What cannot lay down, you must carry with you. --Zhao Zhou
I had never hear of Leilani Hall. Thankfully, I was meandering around the library today and found her. What luscious way to spend the afternoon: swimming though words.
Usually I love to share snippets of the authors poems, but Leilani's work is so lovely and weaving, that a line at the beginning falls into place the end, or holds hands across the texts so subtly and so gorgeously, that you don't even realize you have ridden on a wave of words for an entire page. The poems need to be devoured in their entirety.
Procession*** When father came home from the hospital, voices were small because nothing could be larger than his pain...
Letter to the Postmaster*** I do not live in Watertown, Sir, where a mother is married to a great suit hanging in her closet...
Ante Mortem*** Where is there night not full of the dying? I mean the before dead. The not dead yet. The ones who are just this moment registering the burn of filling lungs, their breath deep with the spring pond, the ones lying in bed waiting for the daughter to come home, the ones on the road bleeding out after impact. Out, the paramedics say, because they know what going looks like, another wounded night. ....but I continue to gather the dying. Or the dying gather me.

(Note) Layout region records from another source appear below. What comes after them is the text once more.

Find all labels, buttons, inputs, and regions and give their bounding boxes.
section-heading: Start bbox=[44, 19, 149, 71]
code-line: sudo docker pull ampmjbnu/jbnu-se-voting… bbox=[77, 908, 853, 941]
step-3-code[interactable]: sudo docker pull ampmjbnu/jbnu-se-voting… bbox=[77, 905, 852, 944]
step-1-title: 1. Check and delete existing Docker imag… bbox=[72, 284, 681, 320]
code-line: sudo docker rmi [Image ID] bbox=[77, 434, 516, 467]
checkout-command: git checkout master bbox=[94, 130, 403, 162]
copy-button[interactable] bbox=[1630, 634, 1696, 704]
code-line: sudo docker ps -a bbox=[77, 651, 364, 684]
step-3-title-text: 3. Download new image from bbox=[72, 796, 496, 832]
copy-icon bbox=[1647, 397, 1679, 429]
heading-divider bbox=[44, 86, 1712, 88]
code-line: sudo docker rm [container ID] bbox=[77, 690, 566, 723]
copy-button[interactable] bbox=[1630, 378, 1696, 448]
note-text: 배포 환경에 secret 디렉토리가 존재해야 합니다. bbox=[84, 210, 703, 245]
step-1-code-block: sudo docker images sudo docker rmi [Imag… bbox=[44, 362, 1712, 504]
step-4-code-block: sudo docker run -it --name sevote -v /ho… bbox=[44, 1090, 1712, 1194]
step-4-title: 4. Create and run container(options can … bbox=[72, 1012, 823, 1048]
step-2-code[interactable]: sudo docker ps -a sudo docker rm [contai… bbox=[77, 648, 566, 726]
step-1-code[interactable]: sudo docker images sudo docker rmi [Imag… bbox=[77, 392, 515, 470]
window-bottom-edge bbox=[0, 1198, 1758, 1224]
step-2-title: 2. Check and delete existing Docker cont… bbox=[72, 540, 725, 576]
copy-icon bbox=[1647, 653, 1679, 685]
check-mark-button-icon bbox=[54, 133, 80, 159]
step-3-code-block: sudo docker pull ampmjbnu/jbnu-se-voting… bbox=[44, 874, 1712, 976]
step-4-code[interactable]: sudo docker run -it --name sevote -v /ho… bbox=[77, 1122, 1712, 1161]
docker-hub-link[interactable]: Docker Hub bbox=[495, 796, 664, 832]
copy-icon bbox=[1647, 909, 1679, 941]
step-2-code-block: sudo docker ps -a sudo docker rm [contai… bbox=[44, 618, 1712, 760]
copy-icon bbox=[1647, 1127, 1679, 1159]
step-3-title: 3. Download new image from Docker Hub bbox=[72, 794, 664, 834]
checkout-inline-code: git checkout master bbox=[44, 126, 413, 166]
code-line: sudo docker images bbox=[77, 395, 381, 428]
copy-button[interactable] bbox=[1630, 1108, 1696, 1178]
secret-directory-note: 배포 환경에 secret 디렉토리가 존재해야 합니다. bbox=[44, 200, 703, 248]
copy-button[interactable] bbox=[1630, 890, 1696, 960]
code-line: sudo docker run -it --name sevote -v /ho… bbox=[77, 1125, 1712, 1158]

Utility*** ...that tells her there are days when the body is as useless as the mind, when even a minister's wife is restless, the fruit cellar filled with berries, the cow gone dry.
Unspoken*** So when he places me near the barn and the pond, pulls out his camera, and locks me in the frame, he is only making me into paper, another thread of unreliable light.
Limb by Limb III The woman child's head pushed into the room, into the house, toward the porch, her curved shoulder holding up everything before them.
each time i read a poem in this book, it opens up new worlds. that's what poetry should accomplish, and what hall's work so beautifully and skillfully does. this representation of her talent, her messages continually amaze me. stunning work!